WASHINGTON— Le président Trump a déclaré lundi qu’il avait appelé le président de la FIFA à contester le carton rouge qui avait empêché l’attaquant américain Folarin Balogun de participer au match éliminatoire de lundi contre la Belgique, reconnaissant qu’il s’agissait d’une intervention remarquable du chef de l’État dans la réforme du sport.
“J’ai demandé un examen parce que je ne pensais pas que c’était malveillant”, a déclaré Trump aux journalistes lors d’un point de presse dans le bureau ovale. “J’aime ce travail. Je ne voulais pas dire qu’il était mauvais. Je pensais que c’était deux grands athlètes qui se heurtaient et avaient des ennuis.”
La FIFA a ensuite annulé la suspension de Balogun, c’est la première fois que l’instance dirigeante émet un carton rouge lors d’une Coupe du monde en 64 ans.
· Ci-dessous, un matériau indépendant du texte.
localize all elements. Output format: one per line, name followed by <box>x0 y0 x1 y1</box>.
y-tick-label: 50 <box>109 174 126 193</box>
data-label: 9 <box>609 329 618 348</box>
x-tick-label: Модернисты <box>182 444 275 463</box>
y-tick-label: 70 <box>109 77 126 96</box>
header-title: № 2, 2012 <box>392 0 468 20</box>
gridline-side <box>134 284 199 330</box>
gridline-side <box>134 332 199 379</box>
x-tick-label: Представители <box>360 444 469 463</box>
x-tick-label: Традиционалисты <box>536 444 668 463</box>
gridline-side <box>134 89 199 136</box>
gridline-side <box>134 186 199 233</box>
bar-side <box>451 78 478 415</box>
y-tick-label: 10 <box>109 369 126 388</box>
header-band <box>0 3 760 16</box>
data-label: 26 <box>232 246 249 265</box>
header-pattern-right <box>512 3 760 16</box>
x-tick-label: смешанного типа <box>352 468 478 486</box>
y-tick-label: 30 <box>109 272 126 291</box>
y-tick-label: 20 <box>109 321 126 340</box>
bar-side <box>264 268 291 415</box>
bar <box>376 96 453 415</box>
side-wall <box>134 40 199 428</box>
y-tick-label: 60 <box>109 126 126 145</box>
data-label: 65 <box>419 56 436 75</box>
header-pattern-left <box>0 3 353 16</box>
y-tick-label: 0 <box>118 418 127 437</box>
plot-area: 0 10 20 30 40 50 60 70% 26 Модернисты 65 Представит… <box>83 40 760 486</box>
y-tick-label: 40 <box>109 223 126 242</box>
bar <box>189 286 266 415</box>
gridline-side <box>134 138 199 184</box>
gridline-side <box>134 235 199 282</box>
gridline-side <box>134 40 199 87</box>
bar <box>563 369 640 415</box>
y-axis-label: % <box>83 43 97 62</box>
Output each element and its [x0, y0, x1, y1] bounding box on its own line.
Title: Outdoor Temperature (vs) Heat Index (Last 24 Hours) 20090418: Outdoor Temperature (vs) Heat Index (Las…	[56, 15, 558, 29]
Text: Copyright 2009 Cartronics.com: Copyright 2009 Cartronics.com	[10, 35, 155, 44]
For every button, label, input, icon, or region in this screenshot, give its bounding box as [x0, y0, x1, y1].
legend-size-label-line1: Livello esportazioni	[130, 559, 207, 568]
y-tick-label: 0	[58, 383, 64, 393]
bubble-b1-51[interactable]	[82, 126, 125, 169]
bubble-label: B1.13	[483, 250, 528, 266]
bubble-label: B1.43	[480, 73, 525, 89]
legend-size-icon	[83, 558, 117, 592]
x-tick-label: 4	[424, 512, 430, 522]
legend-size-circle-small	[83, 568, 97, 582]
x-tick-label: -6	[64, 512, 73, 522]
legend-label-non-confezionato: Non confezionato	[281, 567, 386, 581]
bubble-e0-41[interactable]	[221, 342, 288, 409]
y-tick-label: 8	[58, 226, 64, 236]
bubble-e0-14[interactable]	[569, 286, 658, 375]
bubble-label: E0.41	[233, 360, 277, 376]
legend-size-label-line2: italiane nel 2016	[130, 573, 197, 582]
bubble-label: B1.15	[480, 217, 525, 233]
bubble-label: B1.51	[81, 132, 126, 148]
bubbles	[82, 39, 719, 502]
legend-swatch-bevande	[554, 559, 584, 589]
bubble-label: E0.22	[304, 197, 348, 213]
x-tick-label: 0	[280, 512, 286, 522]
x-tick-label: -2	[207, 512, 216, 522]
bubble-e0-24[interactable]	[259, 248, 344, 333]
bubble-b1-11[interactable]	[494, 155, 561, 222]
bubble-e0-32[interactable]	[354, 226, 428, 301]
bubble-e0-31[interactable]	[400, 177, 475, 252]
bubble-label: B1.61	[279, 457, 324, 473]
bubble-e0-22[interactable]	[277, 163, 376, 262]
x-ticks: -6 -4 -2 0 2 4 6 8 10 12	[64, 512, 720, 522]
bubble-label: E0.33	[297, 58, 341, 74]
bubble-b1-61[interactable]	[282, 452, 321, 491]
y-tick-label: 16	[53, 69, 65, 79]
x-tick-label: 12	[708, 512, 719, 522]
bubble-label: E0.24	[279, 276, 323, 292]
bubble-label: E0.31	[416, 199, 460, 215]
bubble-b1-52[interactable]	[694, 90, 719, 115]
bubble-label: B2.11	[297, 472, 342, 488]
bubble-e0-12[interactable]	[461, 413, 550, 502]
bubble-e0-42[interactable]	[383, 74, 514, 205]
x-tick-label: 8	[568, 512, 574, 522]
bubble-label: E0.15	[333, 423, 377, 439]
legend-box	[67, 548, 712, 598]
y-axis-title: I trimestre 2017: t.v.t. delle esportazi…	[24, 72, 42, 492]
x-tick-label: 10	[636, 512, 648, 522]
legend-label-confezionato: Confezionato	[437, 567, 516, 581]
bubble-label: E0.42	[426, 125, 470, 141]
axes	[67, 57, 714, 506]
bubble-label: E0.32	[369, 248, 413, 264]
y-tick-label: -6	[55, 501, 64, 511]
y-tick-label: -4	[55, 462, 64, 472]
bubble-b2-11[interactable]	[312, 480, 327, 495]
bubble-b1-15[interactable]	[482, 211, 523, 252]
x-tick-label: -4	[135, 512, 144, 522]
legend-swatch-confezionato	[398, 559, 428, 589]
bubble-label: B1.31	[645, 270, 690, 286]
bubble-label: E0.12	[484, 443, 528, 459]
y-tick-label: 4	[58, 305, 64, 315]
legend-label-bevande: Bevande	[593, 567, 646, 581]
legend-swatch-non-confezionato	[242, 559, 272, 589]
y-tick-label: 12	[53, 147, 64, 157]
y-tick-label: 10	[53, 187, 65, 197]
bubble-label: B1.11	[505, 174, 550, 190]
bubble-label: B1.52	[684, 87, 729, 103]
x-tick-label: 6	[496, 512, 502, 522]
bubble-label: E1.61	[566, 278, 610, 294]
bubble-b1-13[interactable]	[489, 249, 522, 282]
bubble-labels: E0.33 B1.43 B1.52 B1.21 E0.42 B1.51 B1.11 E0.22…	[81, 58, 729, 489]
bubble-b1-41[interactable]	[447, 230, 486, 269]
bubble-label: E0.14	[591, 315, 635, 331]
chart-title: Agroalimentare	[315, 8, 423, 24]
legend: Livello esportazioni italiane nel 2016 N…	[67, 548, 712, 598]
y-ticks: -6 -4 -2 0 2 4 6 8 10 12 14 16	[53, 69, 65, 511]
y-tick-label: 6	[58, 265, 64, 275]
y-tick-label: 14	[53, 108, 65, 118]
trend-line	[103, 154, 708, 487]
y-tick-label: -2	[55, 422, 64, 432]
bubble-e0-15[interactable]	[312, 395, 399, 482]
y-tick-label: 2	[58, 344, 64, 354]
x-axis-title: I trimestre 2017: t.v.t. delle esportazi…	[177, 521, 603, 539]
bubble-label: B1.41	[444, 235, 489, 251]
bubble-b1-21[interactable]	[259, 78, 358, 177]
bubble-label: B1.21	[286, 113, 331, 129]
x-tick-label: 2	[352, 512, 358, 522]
La Belgique a protesté contre cette décision et une audience est prévue lundi pour décider si la réintégration de Balogun est maintenue.
Trump a déclaré qu’il était “décevant” pour la Coupe du monde que le penalty soit maintenu, et a qualifié l’arbitre qui a délivré le carton de “suspect” avec des commentaires précédents, bien qu’il n’ait fourni aucune preuve pour étayer l’accusation.
Alors que la plupart des États-Unis se sont joints au président pour célébrer la révolution, d’autres ont déploré son impact négatif sur l’intégrité du sport.
La Belgique a protesté contre l’annulation du penalty, la fédération nationale de football se disant “surprise” par cette décision.
“Nous ne protégeons pas l’équipe nationale ou l’équipe. Nous protégeons le football”, a déclaré l’entraîneur belge Rudi Garcia.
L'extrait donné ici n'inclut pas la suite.